Predictors of SV-RC need to be investigated to improve patient selection. In agreement with the literature on oncologic outcome after BST, our findings suggest that patients with multifocal tumors, hydronephrosis non-organ confined disease, incomplete TURBT or carcinoma in situ should not be selected for BST [12]. Despite intensified research, there is a persistent lack of clinical useful biomarkers for patient selection, as all reported results are still exploratory [47,48,49,50,51,52,53]. So far, as seen in patients undergoing primary RC, there remains a substantial risk for understaging even in patients seemingly ideal for BST [54,55,56]. As LND remains the most accurate method for complete pathological staging and thus for detection of more aggressive tumors while simultaneously treating micrometastases, neoadjuvant chemotherapy followed by RC and LND is likely to remain the gold standard for treatment of MIBC in cisplatin and surgically fit patients, as it allows the best risk stratification [57].
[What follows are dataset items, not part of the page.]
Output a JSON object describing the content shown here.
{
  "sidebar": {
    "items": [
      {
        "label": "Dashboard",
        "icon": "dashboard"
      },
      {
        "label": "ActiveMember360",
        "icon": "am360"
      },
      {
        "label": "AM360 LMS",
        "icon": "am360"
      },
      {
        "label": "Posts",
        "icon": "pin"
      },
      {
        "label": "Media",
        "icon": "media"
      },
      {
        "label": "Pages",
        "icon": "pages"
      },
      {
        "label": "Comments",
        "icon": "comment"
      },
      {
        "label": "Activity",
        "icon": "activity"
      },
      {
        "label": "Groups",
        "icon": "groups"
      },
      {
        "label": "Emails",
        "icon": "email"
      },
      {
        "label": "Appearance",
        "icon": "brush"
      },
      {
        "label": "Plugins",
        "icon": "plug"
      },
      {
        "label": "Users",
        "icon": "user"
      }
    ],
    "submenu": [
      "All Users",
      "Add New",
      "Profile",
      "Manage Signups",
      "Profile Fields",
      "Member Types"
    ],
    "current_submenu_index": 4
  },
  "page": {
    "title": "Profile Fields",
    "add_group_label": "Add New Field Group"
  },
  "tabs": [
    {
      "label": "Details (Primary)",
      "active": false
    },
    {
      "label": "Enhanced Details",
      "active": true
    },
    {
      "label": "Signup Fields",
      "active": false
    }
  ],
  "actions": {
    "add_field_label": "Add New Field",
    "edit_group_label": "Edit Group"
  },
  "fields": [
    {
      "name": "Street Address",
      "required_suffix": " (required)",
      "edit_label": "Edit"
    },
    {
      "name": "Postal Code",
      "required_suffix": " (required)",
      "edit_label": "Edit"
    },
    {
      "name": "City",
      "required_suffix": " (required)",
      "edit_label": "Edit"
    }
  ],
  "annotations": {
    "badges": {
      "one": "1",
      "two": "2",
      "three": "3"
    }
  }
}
The main limitation of this study is its retrospective design. Due to the differences in staging techniques, tumor subtypes, inclusion criteria and treatment modalities the final cohort analyzed was found to be very heterogeneous. Also, we identified only three studies that thoroughly reported the outcomes after SV-RC, as most studies only briefly mentioned the rates of necessary SV-RC. Despite an acceptable quality of the studies included, prospective trials assessing precisely the risk of SV-RC and the oncologic outcomes are highly needed.

Conclusion

Approximately one-fifth to one-third of patients treated with BST with a curative intent eventually a SV-RC. This procedure has a proportionally high rate of complications and, while primarily entailing a non-tissue sparing (i.e. nerve-sparing) approach, usually is accompanied by an incontinent urinary diversion. The resulting decreased quality of life needs to be taken into consideration during the counselling of MIBC patients regarding the risks, benefits and alternatives (i.e. BST) to primary RC.